Su tono rozó la desesperación.
–Cariño –dije en tono pausado–. ¿No estás siendo muy paranoica?
Ella me observó sorprendida, como si hubiera aprendido a deletrear una palabra compleja.
–Sí, estás en lo correcto –respondió–. Es una paranoia. El Apóstol Santiago dice que la paciencia crece mejor cuando el camino es escabroso. No tengo dudas de que la soledad es nuestro camino escabroso. Pero Dios tiene el control. Hadasa encontrará su lugar.

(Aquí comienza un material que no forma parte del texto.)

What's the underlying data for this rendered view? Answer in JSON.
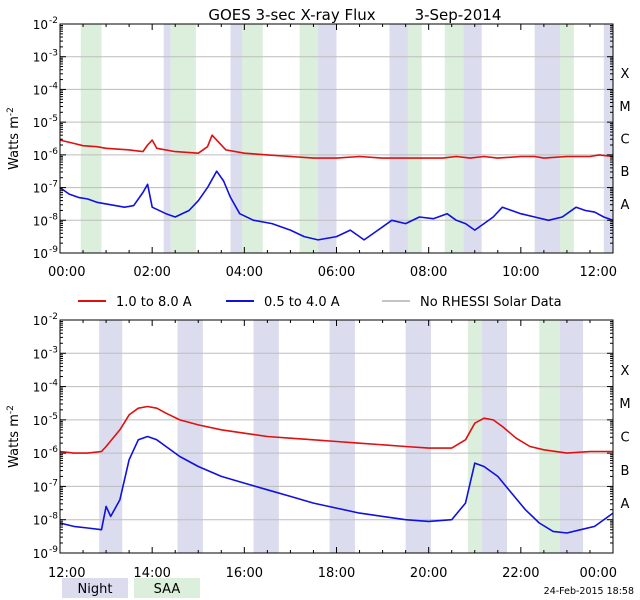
{
  "title": "GOES 3-sec X-ray Flux",
  "date": "3-Sep-2014",
  "timestamp": "24-Feb-2015 18:58",
  "ylabel_main": "Watts m",
  "ylabel_exp": "-2",
  "ytick_exponents": [
    "-2",
    "-3",
    "-4",
    "-5",
    "-6",
    "-7",
    "-8",
    "-9"
  ],
  "flare_classes": [
    "X",
    "M",
    "C",
    "B",
    "A"
  ],
  "legend": {
    "long": "1.0 to 8.0 A",
    "short": "0.5 to 4.0 A",
    "nodata": "No RHESSI Solar Data"
  },
  "bottom_legend": {
    "night": "Night",
    "saa": "SAA"
  },
  "colors": {
    "long": "#e01010",
    "short": "#1010e0",
    "nodata": "#8a8a8a",
    "night": "#dcdcef",
    "saa": "#dcefdc",
    "grid": "#bdbdbd"
  },
  "chart_data": [
    {
      "type": "line",
      "panel": "top",
      "xlim": [
        0,
        12
      ],
      "ylim_log10": [
        -9,
        -2
      ],
      "xtick_labels": [
        "00:00",
        "02:00",
        "04:00",
        "06:00",
        "08:00",
        "10:00",
        "12:00"
      ],
      "night": [
        [
          2.25,
          2.4
        ],
        [
          3.7,
          3.95
        ],
        [
          5.6,
          6.0
        ],
        [
          7.15,
          7.55
        ],
        [
          8.75,
          9.15
        ],
        [
          10.3,
          10.85
        ],
        [
          11.8,
          12.0
        ]
      ],
      "saa": [
        [
          0.45,
          0.9
        ],
        [
          2.4,
          2.95
        ],
        [
          3.95,
          4.4
        ],
        [
          5.2,
          5.6
        ],
        [
          7.55,
          7.85
        ],
        [
          8.35,
          8.75
        ],
        [
          10.85,
          11.15
        ]
      ],
      "series": [
        {
          "name": "1.0 to 8.0 A",
          "points": [
            [
              0,
              -5.55
            ],
            [
              0.3,
              -5.65
            ],
            [
              0.5,
              -5.72
            ],
            [
              0.8,
              -5.75
            ],
            [
              1.0,
              -5.8
            ],
            [
              1.5,
              -5.85
            ],
            [
              1.8,
              -5.9
            ],
            [
              1.9,
              -5.7
            ],
            [
              2.0,
              -5.55
            ],
            [
              2.1,
              -5.8
            ],
            [
              2.5,
              -5.9
            ],
            [
              3.0,
              -5.95
            ],
            [
              3.2,
              -5.75
            ],
            [
              3.3,
              -5.4
            ],
            [
              3.4,
              -5.55
            ],
            [
              3.6,
              -5.85
            ],
            [
              4.0,
              -5.95
            ],
            [
              4.5,
              -6.0
            ],
            [
              5.0,
              -6.05
            ],
            [
              5.5,
              -6.1
            ],
            [
              6.0,
              -6.1
            ],
            [
              6.5,
              -6.05
            ],
            [
              7.0,
              -6.1
            ],
            [
              7.5,
              -6.1
            ],
            [
              8.0,
              -6.1
            ],
            [
              8.3,
              -6.1
            ],
            [
              8.6,
              -6.05
            ],
            [
              8.9,
              -6.1
            ],
            [
              9.2,
              -6.05
            ],
            [
              9.5,
              -6.1
            ],
            [
              10.0,
              -6.05
            ],
            [
              10.3,
              -6.05
            ],
            [
              10.5,
              -6.1
            ],
            [
              11.0,
              -6.05
            ],
            [
              11.5,
              -6.05
            ],
            [
              11.7,
              -6.0
            ],
            [
              12.0,
              -6.05
            ]
          ]
        },
        {
          "name": "0.5 to 4.0 A",
          "points": [
            [
              0,
              -7.0
            ],
            [
              0.2,
              -7.2
            ],
            [
              0.4,
              -7.3
            ],
            [
              0.6,
              -7.35
            ],
            [
              0.8,
              -7.45
            ],
            [
              1.0,
              -7.5
            ],
            [
              1.4,
              -7.6
            ],
            [
              1.6,
              -7.55
            ],
            [
              1.8,
              -7.15
            ],
            [
              1.9,
              -6.9
            ],
            [
              2.0,
              -7.6
            ],
            [
              2.3,
              -7.8
            ],
            [
              2.5,
              -7.9
            ],
            [
              2.8,
              -7.7
            ],
            [
              3.0,
              -7.4
            ],
            [
              3.2,
              -7.0
            ],
            [
              3.4,
              -6.5
            ],
            [
              3.55,
              -6.8
            ],
            [
              3.7,
              -7.3
            ],
            [
              3.9,
              -7.8
            ],
            [
              4.2,
              -8.0
            ],
            [
              4.6,
              -8.1
            ],
            [
              5.0,
              -8.3
            ],
            [
              5.3,
              -8.5
            ],
            [
              5.6,
              -8.6
            ],
            [
              6.0,
              -8.5
            ],
            [
              6.3,
              -8.3
            ],
            [
              6.6,
              -8.6
            ],
            [
              6.9,
              -8.3
            ],
            [
              7.2,
              -8.0
            ],
            [
              7.5,
              -8.1
            ],
            [
              7.8,
              -7.9
            ],
            [
              8.1,
              -7.95
            ],
            [
              8.4,
              -7.8
            ],
            [
              8.6,
              -8.0
            ],
            [
              8.8,
              -8.1
            ],
            [
              9.0,
              -8.3
            ],
            [
              9.2,
              -8.1
            ],
            [
              9.4,
              -7.9
            ],
            [
              9.6,
              -7.6
            ],
            [
              9.8,
              -7.7
            ],
            [
              10.0,
              -7.8
            ],
            [
              10.3,
              -7.9
            ],
            [
              10.6,
              -8.0
            ],
            [
              10.9,
              -7.9
            ],
            [
              11.2,
              -7.6
            ],
            [
              11.4,
              -7.7
            ],
            [
              11.6,
              -7.75
            ],
            [
              11.8,
              -7.9
            ],
            [
              12.0,
              -8.0
            ]
          ]
        }
      ]
    },
    {
      "type": "line",
      "panel": "bottom",
      "xlim": [
        12,
        24
      ],
      "ylim_log10": [
        -9,
        -2
      ],
      "xtick_labels": [
        "12:00",
        "14:00",
        "16:00",
        "18:00",
        "20:00",
        "22:00",
        "00:00"
      ],
      "night": [
        [
          12.85,
          13.35
        ],
        [
          14.55,
          15.1
        ],
        [
          16.2,
          16.75
        ],
        [
          17.85,
          18.4
        ],
        [
          19.5,
          20.05
        ],
        [
          21.15,
          21.7
        ],
        [
          22.85,
          23.35
        ]
      ],
      "saa": [
        [
          20.85,
          21.15
        ],
        [
          22.4,
          22.85
        ]
      ],
      "series": [
        {
          "name": "1.0 to 8.0 A",
          "points": [
            [
              12,
              -5.95
            ],
            [
              12.3,
              -6.0
            ],
            [
              12.6,
              -6.0
            ],
            [
              12.9,
              -5.95
            ],
            [
              13.0,
              -5.8
            ],
            [
              13.3,
              -5.3
            ],
            [
              13.5,
              -4.85
            ],
            [
              13.7,
              -4.65
            ],
            [
              13.9,
              -4.6
            ],
            [
              14.1,
              -4.65
            ],
            [
              14.3,
              -4.8
            ],
            [
              14.6,
              -5.0
            ],
            [
              15.0,
              -5.15
            ],
            [
              15.5,
              -5.3
            ],
            [
              16.0,
              -5.4
            ],
            [
              16.5,
              -5.5
            ],
            [
              17.0,
              -5.55
            ],
            [
              17.5,
              -5.6
            ],
            [
              18.0,
              -5.65
            ],
            [
              18.5,
              -5.7
            ],
            [
              19.0,
              -5.75
            ],
            [
              19.5,
              -5.8
            ],
            [
              20.0,
              -5.85
            ],
            [
              20.5,
              -5.85
            ],
            [
              20.8,
              -5.6
            ],
            [
              21.0,
              -5.1
            ],
            [
              21.2,
              -4.95
            ],
            [
              21.4,
              -5.0
            ],
            [
              21.6,
              -5.2
            ],
            [
              21.9,
              -5.55
            ],
            [
              22.2,
              -5.8
            ],
            [
              22.5,
              -5.9
            ],
            [
              23.0,
              -6.0
            ],
            [
              23.5,
              -5.95
            ],
            [
              24.0,
              -5.95
            ]
          ]
        },
        {
          "name": "0.5 to 4.0 A",
          "points": [
            [
              12,
              -8.1
            ],
            [
              12.3,
              -8.2
            ],
            [
              12.6,
              -8.25
            ],
            [
              12.9,
              -8.3
            ],
            [
              13.0,
              -7.6
            ],
            [
              13.1,
              -7.9
            ],
            [
              13.3,
              -7.4
            ],
            [
              13.5,
              -6.2
            ],
            [
              13.7,
              -5.6
            ],
            [
              13.9,
              -5.5
            ],
            [
              14.1,
              -5.6
            ],
            [
              14.3,
              -5.8
            ],
            [
              14.6,
              -6.1
            ],
            [
              15.0,
              -6.4
            ],
            [
              15.5,
              -6.7
            ],
            [
              16.0,
              -6.9
            ],
            [
              16.5,
              -7.1
            ],
            [
              17.0,
              -7.3
            ],
            [
              17.5,
              -7.5
            ],
            [
              18.0,
              -7.65
            ],
            [
              18.5,
              -7.8
            ],
            [
              19.0,
              -7.9
            ],
            [
              19.5,
              -8.0
            ],
            [
              20.0,
              -8.05
            ],
            [
              20.5,
              -8.0
            ],
            [
              20.8,
              -7.5
            ],
            [
              21.0,
              -6.3
            ],
            [
              21.2,
              -6.4
            ],
            [
              21.5,
              -6.7
            ],
            [
              21.8,
              -7.2
            ],
            [
              22.1,
              -7.7
            ],
            [
              22.4,
              -8.1
            ],
            [
              22.7,
              -8.35
            ],
            [
              23.0,
              -8.4
            ],
            [
              23.3,
              -8.3
            ],
            [
              23.6,
              -8.2
            ],
            [
              24.0,
              -7.8
            ]
          ]
        }
      ]
    }
  ]
}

Se levantó del suelo y me dirigió una mirada de paz. Pero era mentira. Los siguientes días la observaba perdida mientras atendía a nuestra hija, mientras atendía los animales, mientras atendía su propia alma. Leía la Biblia con la vehemencia incorrecta: no lo hacía por la pasión placentera de conectarse al Espíritu; lo hacía por autoflagelación, como si quisiera hallar una manera de morir. En las noches gemía entre sueños, dejaba escapar ligeros sollozos y exclamaciones de sufrimiento. Me preguntaba si la claustrofobia estaba capturando otra víctima, o si la ansiedad era la verdadera epidemia que nos extinguiría, pero insólitamente ninguna tenía la culpa, los culpables éramos nosotros por dejar las puertas abiertas a la maldición. Siempre, demonios, desde los ancestros de nuestros ancestros, le dejamos la puerta abierta a la maldición.